HSBC has joined an increasing list of large banks by announcing Friday it would not longer finance coal-fired plants, oil sands and arctic drilling.

The move, announced by Europe’s largest bank at its annual meeting as part of its new energy policy, seeks to head off criticism from investors who want the institution’s actions to be aligned with the Paris Agreement, a global pact to limit greenhouse gas emissions and curb rising temperatures.

Daniel Klier, HSBC’s sustainability boss, said the decision reflected the bank’s ambition to help its customers make the transition to a low-carbon economy.

Europe’s largest bank, however, will continue to finance coal-fired power plants in Bangladesh, Indonesia and Vietnam.

“We recognize the need to reduce emissions rapidly to achieve the target set in the 2015 Paris Agreement to limit global temperature rises to well below 2 degrees Celsius and our responsibility to support the communities in which we operate,” he said in a statement.

Other large banks, such as Deutsche Bank, ING, BNP Paribas and BBVA, have all set out similar commitments in the past year.

HSBC, however, will continue to finance coal-fired power plants in Bangladesh, Indonesia and Vietnam in order to “appropriately balance local humanitarian needs with the need to transition to a low carbon economy,” the statement reads.

“The bank will consider supporting new coal-fired projects in these countries on a case-by-case basis – and only where a carbon-intensity target is met and independent analysis finds that no reasonable alternative is available to meet the country’s energy needs,” it said.

The exception to the newly created rule triggered immediate criticism from environmentalists, such as Paddy McCully, Director of the Rainforest Action Network Climate and Energy Program (RAN).

“HSBC’s new policy is a mixed bag.

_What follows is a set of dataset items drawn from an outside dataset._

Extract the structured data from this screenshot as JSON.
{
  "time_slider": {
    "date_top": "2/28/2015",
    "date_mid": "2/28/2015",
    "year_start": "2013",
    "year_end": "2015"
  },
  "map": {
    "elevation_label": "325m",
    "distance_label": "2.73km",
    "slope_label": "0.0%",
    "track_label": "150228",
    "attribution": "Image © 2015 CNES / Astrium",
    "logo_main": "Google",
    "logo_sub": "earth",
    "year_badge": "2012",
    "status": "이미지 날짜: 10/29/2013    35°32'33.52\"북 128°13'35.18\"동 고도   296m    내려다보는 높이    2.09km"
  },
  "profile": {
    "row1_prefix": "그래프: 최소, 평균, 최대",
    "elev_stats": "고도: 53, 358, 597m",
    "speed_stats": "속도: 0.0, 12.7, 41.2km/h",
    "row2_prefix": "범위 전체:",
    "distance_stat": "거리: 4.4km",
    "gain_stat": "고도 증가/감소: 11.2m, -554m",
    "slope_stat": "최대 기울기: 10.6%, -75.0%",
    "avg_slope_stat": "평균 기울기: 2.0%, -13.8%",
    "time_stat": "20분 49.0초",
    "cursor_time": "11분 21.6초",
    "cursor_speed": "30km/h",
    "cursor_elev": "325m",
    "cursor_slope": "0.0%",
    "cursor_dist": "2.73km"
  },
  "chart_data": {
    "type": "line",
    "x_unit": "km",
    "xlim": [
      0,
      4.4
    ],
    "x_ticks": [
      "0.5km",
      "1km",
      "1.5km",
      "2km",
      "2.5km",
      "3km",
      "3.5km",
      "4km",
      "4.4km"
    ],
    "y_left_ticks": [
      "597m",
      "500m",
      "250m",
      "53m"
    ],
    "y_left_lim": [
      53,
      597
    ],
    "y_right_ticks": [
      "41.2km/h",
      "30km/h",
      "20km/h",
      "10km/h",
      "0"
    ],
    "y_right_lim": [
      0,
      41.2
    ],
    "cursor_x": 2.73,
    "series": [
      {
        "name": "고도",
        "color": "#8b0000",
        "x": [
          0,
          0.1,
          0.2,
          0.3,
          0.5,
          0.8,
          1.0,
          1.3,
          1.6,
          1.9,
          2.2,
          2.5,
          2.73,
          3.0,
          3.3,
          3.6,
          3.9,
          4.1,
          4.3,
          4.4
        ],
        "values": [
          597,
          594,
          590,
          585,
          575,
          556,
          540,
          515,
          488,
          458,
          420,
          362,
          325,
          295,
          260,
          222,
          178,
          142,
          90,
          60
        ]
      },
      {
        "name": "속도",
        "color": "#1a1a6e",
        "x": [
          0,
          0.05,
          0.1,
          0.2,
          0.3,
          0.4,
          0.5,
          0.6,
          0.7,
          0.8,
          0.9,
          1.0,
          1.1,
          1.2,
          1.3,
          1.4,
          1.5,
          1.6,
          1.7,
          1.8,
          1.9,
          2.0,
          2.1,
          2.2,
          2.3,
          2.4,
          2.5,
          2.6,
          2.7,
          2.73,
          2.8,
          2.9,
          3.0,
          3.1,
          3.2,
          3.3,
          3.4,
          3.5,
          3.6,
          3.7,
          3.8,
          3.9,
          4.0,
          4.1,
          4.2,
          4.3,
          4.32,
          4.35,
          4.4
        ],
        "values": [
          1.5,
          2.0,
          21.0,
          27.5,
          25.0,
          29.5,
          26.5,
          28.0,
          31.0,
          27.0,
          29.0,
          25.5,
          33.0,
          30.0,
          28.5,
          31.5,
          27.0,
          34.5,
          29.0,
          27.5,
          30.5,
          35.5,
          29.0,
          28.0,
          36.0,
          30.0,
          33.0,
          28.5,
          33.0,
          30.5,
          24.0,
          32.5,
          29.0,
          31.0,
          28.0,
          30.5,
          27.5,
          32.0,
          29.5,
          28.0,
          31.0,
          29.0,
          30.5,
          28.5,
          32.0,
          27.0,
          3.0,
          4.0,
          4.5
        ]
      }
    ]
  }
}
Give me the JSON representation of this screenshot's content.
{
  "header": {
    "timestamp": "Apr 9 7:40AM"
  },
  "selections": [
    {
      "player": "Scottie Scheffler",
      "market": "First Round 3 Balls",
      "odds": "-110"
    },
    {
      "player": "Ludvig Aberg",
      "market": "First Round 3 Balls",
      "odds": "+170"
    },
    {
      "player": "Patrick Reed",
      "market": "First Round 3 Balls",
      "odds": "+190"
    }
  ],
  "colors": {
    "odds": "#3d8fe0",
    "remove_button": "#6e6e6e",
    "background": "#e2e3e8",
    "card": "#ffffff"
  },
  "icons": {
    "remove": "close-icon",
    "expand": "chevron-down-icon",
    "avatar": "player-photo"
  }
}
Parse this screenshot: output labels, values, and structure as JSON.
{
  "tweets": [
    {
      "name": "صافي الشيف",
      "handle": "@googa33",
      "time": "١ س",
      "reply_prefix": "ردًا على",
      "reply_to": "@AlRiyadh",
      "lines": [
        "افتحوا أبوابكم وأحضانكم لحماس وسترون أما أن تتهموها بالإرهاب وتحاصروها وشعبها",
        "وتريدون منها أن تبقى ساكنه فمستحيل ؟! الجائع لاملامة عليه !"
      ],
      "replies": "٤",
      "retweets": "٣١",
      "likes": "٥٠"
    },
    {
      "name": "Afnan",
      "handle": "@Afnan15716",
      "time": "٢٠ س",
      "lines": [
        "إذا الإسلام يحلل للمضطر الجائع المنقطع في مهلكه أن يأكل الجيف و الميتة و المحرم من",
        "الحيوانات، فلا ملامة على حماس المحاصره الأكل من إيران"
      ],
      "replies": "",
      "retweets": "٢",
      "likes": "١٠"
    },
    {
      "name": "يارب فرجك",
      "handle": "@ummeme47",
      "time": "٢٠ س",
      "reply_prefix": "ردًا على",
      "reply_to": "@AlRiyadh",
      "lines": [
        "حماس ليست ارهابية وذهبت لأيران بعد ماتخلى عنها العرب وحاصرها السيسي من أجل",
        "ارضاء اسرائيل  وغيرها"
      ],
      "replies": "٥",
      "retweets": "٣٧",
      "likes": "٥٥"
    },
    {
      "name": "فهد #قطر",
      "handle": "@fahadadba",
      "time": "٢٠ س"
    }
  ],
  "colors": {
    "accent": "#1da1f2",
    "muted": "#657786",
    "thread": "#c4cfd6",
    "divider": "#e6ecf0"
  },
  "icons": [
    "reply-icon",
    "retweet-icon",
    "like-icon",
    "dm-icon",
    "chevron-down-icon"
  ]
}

That Europe’s number one banker of tar sands is distancing itself from the sector is encouraging. HSBC’s prohibition on direct finance for tar sands mines and pipelines is the latest signal that the financial sector is gradually losing its appetite for those risky projects,” he said in an emailed statement. “But [the bank’s] coal power policy has a glaring, 80 gigawatt-sized loophole, and on both coal and tar sands HSBC still lags far behind its leading global peers.”

HSBC pulls the plug on coalMcCully believes that HSBC’s coal power policy leaves the door open for the bank to support two of what he calls “the world’s most controversial” proposed coal plants — Rampal and Payra, in Bangladesh. He said those threaten the Sundarbans forest, a UNESCO World Heritage Site.

Coal still provides about 40% of the world’s electricity, and many countries aren’t willing to commit to a total phase-out just yet, particularly developing countries in Asia, including India, Vietnam and Bangladesh.

What’s more, according to data released in March by the International Energy Agency, global coal consumption increased in 2017, after two straight years of decline.